« Touche pas à ma pute » : Le « Causeur » porte à droite

Si le manifeste des « 343 salauds » crée un scandale, il dit surtout l’idéologie néoréactionnaire prônée par le mensuel.

Jean-Claude Renard  • 7 novembre 2013 abonné·es

Gisèle Halimi a dû s’étouffer en lisant la liste des signataires : Nicolas Bedos, son filleul, alors qu’elle est l’une des initiatrices du manifeste « J’ai avorté », publié en 1971 dans le Nouvel Observateur, clamant le droit à l’avortement – avant d’être rebaptisé ironiquement « le manifeste des 343 salopes » par Charlie Hebdo. Nicolas Bedos signe donc ce manifeste des « 343 salauds » dans le mensuel Causeur paraissant ce jeudi 7 novembre. À la une : « Touche pas à ma pute ». Fallait-il attendre autre chose de Causeur, magazine néoconservateur ultralibéral, fagot sensationnel porté par le racolage (passif ?). Prétextant que « des confrères n’ont pas respecté la tradition de l’embargo » (le nom des signataires a fuité avant la parution), le journal a vendu son numéro en version PDF une semaine avant sa sortie en kiosque. Ou comment surfer sur un buzz certainement calculé. Alors que la polémique enflait, certains signataires n’ont plus assumé, comme le producteur Daniel Leconte ou Nicolas Bedos (qui continue malgré tout à dire du bien de la très réac Élisabeth Lévy, la rédactrice en chef). D’autres n’ont pas retiré leur signature, comme les écrivains Frédéric Beigbeder, Pascal Bruckner, Dominique Noguez, Benoît Duteurtre ou Marc Weitzmann, ainsi qu’une kyrielle de lyriques droitiers et ultra-droitiers. Tels Éric Zemmour ou Ivan Rioufol, journaliste au Figaro, conservateur chrétien et islamophobe. On y trouve aussi Richard Malka, avocat de DSK (vu le sujet, ceci explique cela), de la crèche Baby Loup ou de Charlie Hebdo (notamment pour les caricatures).

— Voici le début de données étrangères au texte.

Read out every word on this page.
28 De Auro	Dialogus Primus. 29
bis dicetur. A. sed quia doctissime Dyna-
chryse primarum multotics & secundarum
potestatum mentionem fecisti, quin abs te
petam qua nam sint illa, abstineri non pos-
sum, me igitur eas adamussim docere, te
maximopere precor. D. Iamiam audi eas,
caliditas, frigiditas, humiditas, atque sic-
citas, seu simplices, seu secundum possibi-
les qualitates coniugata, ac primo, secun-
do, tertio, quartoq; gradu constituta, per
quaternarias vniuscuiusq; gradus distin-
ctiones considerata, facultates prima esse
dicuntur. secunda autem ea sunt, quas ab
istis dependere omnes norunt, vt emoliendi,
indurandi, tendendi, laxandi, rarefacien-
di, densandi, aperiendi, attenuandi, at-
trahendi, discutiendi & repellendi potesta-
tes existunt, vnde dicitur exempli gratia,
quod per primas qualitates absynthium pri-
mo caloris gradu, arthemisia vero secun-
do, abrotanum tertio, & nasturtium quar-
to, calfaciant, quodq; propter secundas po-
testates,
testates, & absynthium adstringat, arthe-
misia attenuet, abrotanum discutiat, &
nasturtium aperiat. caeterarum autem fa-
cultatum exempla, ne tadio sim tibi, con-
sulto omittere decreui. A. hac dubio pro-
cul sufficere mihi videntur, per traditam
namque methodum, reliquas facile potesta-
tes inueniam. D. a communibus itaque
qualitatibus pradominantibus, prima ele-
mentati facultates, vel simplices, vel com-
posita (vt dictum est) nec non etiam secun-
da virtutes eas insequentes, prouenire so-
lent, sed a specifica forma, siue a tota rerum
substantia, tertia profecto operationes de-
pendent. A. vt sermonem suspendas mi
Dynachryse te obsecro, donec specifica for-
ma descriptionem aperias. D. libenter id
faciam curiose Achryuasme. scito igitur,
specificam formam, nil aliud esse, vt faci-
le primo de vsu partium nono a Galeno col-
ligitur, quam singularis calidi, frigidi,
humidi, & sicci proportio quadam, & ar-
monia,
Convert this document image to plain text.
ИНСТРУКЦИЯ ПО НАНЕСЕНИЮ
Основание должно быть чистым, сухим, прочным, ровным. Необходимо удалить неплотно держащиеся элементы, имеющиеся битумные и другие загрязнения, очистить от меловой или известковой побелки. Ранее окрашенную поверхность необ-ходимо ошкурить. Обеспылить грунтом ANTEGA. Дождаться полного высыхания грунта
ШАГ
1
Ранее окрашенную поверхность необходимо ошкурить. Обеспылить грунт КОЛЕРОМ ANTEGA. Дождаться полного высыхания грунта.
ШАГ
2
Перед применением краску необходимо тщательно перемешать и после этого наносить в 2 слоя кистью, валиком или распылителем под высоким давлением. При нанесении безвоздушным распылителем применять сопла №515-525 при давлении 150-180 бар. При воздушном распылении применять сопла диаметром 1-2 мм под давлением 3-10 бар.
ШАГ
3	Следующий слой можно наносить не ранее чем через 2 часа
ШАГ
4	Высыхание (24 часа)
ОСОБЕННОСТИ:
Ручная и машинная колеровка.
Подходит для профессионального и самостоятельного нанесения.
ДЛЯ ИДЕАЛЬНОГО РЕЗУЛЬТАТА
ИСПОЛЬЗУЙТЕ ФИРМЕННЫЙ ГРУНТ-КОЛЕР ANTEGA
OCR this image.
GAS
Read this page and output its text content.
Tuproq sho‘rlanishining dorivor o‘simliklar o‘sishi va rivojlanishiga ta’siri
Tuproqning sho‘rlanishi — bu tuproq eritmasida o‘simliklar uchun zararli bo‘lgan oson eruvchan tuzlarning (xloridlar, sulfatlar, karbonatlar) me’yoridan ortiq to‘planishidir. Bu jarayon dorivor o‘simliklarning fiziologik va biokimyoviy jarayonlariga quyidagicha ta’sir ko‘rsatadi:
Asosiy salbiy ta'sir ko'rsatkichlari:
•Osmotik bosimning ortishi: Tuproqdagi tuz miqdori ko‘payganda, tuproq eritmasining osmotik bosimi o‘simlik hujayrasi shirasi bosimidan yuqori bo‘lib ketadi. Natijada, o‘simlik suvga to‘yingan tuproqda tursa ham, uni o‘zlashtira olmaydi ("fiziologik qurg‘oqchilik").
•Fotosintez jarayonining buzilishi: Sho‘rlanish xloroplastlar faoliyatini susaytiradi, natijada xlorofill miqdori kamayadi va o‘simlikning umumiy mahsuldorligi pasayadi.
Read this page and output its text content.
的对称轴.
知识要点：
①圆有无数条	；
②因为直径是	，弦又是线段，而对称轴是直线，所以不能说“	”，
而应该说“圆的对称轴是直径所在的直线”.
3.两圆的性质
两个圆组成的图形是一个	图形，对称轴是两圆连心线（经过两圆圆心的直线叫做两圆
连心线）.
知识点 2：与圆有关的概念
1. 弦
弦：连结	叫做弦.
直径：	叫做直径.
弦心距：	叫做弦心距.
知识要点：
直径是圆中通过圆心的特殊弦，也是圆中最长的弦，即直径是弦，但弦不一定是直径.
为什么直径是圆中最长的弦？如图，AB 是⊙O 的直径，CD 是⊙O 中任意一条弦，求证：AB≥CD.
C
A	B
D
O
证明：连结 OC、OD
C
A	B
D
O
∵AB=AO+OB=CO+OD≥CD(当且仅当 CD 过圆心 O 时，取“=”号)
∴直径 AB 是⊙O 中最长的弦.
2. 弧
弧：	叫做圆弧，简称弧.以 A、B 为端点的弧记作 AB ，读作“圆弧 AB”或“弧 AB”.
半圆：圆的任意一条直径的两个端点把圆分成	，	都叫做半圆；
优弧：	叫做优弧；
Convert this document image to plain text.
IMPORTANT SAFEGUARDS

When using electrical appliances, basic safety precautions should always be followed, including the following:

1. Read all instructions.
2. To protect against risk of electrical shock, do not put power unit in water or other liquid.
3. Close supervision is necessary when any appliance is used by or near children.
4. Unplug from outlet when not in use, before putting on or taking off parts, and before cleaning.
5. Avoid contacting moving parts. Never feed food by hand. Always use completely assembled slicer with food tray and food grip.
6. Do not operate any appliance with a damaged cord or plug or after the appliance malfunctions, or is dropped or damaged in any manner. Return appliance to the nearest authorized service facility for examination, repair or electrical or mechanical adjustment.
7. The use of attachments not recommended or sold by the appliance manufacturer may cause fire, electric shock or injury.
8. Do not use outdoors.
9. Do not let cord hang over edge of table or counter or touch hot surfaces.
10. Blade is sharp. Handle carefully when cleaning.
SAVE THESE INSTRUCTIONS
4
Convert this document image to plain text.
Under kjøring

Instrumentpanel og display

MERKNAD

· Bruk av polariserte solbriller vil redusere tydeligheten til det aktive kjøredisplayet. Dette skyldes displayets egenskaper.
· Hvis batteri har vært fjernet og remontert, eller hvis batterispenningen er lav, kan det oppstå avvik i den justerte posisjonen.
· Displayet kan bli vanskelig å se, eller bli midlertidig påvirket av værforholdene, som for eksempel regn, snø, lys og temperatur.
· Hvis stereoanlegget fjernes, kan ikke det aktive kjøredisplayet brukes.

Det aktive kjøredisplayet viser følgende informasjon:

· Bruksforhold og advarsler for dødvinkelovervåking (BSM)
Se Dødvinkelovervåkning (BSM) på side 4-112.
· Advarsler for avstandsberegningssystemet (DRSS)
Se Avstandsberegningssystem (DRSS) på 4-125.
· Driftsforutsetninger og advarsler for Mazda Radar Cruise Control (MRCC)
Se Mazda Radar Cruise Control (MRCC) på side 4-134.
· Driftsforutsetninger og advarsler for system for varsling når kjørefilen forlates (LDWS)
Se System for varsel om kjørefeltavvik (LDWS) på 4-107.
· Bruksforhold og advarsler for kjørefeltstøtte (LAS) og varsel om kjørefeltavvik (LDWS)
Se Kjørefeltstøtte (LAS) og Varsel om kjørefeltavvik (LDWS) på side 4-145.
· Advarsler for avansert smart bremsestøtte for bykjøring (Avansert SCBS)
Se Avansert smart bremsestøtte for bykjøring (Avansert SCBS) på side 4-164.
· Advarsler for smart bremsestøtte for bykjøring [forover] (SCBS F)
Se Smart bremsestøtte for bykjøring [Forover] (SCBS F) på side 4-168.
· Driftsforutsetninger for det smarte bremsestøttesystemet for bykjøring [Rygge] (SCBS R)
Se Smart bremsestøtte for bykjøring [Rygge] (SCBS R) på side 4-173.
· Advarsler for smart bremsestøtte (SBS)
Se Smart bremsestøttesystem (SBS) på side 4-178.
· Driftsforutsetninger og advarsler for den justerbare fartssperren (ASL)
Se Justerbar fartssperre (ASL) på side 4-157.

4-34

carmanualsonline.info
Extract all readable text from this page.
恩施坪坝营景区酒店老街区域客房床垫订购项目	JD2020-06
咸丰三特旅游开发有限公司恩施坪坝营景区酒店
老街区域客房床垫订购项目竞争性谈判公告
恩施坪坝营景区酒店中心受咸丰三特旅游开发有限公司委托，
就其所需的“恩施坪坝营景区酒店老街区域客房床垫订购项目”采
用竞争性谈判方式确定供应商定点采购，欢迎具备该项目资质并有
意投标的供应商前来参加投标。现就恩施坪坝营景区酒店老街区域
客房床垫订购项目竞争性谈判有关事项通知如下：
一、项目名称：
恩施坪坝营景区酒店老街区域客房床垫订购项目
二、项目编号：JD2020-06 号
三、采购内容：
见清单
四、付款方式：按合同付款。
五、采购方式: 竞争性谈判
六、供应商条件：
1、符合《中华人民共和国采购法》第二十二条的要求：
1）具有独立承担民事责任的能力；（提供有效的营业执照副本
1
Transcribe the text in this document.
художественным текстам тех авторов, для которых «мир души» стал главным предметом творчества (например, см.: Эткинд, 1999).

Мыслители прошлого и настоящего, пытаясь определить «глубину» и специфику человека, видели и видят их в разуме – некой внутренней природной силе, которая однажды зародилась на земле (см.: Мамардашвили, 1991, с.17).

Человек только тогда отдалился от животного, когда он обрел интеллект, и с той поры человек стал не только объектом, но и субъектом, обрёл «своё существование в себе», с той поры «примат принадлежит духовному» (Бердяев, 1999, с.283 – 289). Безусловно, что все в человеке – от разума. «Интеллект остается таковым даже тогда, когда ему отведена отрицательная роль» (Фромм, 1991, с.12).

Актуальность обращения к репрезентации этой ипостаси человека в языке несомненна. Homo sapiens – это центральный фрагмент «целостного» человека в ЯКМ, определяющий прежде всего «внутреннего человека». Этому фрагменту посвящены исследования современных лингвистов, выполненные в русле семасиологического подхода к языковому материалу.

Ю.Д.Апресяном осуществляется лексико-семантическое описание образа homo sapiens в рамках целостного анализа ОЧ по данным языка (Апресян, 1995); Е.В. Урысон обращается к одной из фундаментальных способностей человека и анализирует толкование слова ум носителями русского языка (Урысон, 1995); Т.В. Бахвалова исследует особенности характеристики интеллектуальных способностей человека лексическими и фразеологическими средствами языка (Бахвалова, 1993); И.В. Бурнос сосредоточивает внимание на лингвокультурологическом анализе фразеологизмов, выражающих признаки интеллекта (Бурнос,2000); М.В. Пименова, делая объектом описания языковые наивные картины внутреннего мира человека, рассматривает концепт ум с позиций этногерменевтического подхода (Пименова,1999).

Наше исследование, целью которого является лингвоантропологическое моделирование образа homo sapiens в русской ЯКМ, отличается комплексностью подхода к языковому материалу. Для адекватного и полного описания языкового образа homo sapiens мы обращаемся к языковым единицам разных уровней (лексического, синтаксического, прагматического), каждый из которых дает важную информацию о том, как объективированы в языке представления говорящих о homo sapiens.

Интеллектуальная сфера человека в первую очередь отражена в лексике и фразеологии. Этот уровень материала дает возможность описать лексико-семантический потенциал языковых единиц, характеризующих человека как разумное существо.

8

Dans le numéro d’octobre, agrémenté de pubs pour l’Opinion et Valeurs actuelles, la part belle est consacrée à Alain Finkielkraut et à son dernier opus, l’Identité malheureuse, « dont les thèmes sont pour une part issus du dialogue exigeant et fructueux mené avec Élisabeth Lévy sur RCJ ». Un hasard, sans doute, de retrouver ici la rédactrice en chef du magazine, thuriféraire de la politique belliciste d’Israël. On y lit aussi que Taubira, « au mépris de la sécurité des Français, refuse d’augmenter le nombre de places de prison », ce qui est faux. Dans les précédents numéros, la charge contre le mariage pour tous était violente, tout comme celles contre Edwy Plenel ou à l’encontre des juges, lors de l’affaire du « mur des cons ». À y regarder de près, de nombreux signataires sont liés à Causeur. Outre le directeur de publication, Gil Mihaely, et Élisabeth Lévy, on compte les chroniqueurs et rédacteurs du mensuel : Jacques de Guillebon, Jean-Michel Delacomptée, Marc Cohen, Jérôme Leroy et Basile de Koch (marié à Frigide Barjot, ceci explique cela, bis repetita ), ou encore Luc Rosenzweig. Ce dernier signant sur le site un élogieux billet sur la chronique géopolitique de Frédéric Encel sur France Inter, taclant la « naïveté » de Bernard Guetta au profit d’un « pédagogue né », accessoirement ex-membre du Betar (l’extrême droite sioniste). On observe enfin sur le site du journal le choix des confrères à consulter, et dont les dernières couvertures ont dû le rendre jaloux : le Point et Valeurs actuelles. Soit une rédaction qui a choisi le camp de l’ignominie racoleuse décomplexée.